28.Le Comité recommande à l’État partie de rendre ses rapports aisément accessibles au public dès leur soumission, et de diffuser également les observations finales du Comité concernant ces rapports dans la langue officielle et les autres langues communément utilisées, selon le cas.

29.Notant que l’État partie a présenté son document de base en 1998, le Comité l’invite à en présenter une version actualisée conformément aux directives harmonisées pour l’établissement de rapports au titre des instruments internationaux relatifs aux droits de l’homme, en particulier celles qui portent sur le document de base commun, adoptées par la cinquième réunion intercomités des organes créés en vertu d’instruments internationaux relatifs aux droits de l’homme, tenue en juin 2006 (HRI/MC/2006/3).
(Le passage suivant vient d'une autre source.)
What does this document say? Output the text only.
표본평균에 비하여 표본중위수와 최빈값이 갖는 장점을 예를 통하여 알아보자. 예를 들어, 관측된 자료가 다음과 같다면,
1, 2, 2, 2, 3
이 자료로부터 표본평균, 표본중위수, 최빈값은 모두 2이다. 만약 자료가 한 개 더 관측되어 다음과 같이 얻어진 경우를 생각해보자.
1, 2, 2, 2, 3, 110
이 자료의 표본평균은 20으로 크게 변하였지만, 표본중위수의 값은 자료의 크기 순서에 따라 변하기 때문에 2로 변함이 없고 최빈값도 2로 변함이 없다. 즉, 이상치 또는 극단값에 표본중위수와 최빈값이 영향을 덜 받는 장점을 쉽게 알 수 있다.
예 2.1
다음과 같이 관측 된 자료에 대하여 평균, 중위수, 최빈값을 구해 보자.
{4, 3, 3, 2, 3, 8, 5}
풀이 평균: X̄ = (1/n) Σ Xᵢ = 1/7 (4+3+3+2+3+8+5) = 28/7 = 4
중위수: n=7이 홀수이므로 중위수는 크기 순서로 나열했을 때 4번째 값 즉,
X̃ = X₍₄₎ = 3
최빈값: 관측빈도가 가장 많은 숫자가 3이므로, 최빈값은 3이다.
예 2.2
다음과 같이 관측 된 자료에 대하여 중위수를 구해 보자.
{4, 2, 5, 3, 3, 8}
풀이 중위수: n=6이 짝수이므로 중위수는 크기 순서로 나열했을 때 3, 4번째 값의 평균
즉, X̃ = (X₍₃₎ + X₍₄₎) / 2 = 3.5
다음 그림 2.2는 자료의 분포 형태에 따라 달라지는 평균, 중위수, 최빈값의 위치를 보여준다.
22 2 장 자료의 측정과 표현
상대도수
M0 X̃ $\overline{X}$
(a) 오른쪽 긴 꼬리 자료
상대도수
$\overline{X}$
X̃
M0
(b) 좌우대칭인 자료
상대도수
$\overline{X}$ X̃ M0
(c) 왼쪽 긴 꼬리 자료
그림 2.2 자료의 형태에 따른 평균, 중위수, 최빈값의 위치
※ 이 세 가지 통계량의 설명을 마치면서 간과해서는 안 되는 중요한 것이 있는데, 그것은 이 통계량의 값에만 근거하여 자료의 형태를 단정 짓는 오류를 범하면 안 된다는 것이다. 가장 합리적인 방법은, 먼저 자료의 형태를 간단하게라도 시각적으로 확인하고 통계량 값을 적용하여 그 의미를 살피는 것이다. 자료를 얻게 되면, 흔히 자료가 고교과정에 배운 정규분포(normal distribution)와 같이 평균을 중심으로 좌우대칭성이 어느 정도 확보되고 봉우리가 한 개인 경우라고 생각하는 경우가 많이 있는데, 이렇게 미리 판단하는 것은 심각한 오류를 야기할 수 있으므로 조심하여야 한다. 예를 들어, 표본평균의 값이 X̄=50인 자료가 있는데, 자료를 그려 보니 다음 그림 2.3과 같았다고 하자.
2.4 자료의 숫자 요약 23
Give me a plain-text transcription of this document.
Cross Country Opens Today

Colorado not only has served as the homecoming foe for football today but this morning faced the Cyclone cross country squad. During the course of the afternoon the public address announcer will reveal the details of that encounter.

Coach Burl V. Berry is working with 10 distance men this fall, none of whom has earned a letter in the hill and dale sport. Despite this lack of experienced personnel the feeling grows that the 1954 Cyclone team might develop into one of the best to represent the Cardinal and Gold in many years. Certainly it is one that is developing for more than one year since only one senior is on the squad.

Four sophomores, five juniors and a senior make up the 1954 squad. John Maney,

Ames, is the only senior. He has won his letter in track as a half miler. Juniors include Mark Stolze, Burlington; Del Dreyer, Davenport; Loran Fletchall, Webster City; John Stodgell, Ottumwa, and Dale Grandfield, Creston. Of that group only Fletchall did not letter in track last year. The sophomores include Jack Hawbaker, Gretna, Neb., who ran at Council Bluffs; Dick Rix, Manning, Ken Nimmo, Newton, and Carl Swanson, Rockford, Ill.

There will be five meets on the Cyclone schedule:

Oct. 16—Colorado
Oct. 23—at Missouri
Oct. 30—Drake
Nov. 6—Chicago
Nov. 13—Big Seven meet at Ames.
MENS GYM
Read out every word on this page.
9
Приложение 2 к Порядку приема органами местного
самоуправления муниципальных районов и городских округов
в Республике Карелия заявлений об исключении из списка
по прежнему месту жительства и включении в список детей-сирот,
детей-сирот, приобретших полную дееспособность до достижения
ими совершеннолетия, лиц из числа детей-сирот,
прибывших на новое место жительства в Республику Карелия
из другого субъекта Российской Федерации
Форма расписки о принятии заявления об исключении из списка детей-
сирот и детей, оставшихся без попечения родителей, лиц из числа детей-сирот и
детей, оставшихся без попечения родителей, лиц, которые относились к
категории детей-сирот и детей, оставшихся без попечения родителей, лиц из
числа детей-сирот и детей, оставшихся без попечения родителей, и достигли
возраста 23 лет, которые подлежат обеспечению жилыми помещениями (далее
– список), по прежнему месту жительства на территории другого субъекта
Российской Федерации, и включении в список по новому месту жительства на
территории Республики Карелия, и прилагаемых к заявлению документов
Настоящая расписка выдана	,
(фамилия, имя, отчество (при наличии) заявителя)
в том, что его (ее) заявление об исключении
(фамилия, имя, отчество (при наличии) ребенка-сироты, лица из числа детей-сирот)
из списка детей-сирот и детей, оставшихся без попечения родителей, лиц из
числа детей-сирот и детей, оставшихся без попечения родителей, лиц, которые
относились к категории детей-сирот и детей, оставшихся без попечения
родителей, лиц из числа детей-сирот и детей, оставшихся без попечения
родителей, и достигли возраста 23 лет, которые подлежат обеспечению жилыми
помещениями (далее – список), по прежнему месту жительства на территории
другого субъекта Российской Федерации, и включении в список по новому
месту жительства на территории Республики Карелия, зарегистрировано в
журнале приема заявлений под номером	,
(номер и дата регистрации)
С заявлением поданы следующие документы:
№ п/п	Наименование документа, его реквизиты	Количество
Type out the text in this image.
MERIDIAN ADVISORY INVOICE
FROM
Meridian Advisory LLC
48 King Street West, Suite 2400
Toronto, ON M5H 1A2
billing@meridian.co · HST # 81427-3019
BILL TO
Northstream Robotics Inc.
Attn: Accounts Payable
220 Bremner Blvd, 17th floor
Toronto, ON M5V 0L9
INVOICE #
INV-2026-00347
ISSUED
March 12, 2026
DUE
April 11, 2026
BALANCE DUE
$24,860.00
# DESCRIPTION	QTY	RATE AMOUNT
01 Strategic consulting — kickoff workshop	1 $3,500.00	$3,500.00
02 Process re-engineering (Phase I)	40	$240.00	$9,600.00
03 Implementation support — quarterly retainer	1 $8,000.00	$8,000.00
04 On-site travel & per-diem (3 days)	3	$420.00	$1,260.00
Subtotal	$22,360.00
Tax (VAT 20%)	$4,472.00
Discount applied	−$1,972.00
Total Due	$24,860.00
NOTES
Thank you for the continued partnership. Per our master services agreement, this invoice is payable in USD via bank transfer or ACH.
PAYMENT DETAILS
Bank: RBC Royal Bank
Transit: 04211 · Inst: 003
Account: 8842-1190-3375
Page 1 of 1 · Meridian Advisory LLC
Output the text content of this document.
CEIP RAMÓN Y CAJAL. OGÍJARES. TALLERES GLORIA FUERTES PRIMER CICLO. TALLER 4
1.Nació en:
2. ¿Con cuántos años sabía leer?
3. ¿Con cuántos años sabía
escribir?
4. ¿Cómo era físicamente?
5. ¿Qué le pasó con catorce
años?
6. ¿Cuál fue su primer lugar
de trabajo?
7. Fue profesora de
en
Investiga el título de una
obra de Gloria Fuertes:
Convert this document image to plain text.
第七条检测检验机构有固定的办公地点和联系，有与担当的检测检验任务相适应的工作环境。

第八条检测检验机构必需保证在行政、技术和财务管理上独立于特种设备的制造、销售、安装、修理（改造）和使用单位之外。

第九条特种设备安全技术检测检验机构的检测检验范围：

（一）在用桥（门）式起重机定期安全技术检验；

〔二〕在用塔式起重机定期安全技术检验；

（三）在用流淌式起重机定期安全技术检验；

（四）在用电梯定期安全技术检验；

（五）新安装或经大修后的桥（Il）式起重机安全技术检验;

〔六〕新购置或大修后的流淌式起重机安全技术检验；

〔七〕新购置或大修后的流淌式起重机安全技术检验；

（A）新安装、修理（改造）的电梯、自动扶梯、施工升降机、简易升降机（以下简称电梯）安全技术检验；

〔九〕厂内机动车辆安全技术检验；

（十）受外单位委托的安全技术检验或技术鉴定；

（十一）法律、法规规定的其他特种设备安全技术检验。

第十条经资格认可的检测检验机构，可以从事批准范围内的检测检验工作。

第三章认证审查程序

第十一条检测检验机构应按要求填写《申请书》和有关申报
30.Conformément au paragraphe 1 de l’article 9 de la Convention et à l’article 65 de son règlement intérieur modifié, le Comité prie l’État partie de lui fournir, dans un délai d’un an à compter de l’adoption des présentes observations finales, des informations sur la suite qu’il aura donnée aux recommandations figurant aux paragraphes 12, 15, 18 et 19 ci‑dessus.

31.Le Comité attire également l’attention de l’État partie sur l’importance particulière que revêtent les recommandations 13, 16, 20 et 23 et le prie de donner dans son prochain rapport périodique des renseignements détaillés sur les mesures concrètes qu’il aura prises pour les mettre en œuvre.

32.Le Comité recommande à l’État partie de présenter ses sixième à huitième rapports périodiques en un seul document, d’ici au 9 janvier 2014, en tenant compte des directives pour l’établissement du document se rapportant spécifiquement à la Convention sur l’élimination de toutes les formes de discrimination raciale, adoptées par le Comité à sa soixante et onzième session (CERD/C/2007/1), et d’y traiter tous les points soulevés dans les présentes observations finales. Le Comité l’engage aussi à respecter la limite de 40 pages fixée pour les rapports présentés au titre d’un instrument particulier et la limite de 60 à 80 pages fixée pour le document de base commun (voir les directives harmonisées figurant au paragraphe 19 du document HRI/GEN.2/Rev.6).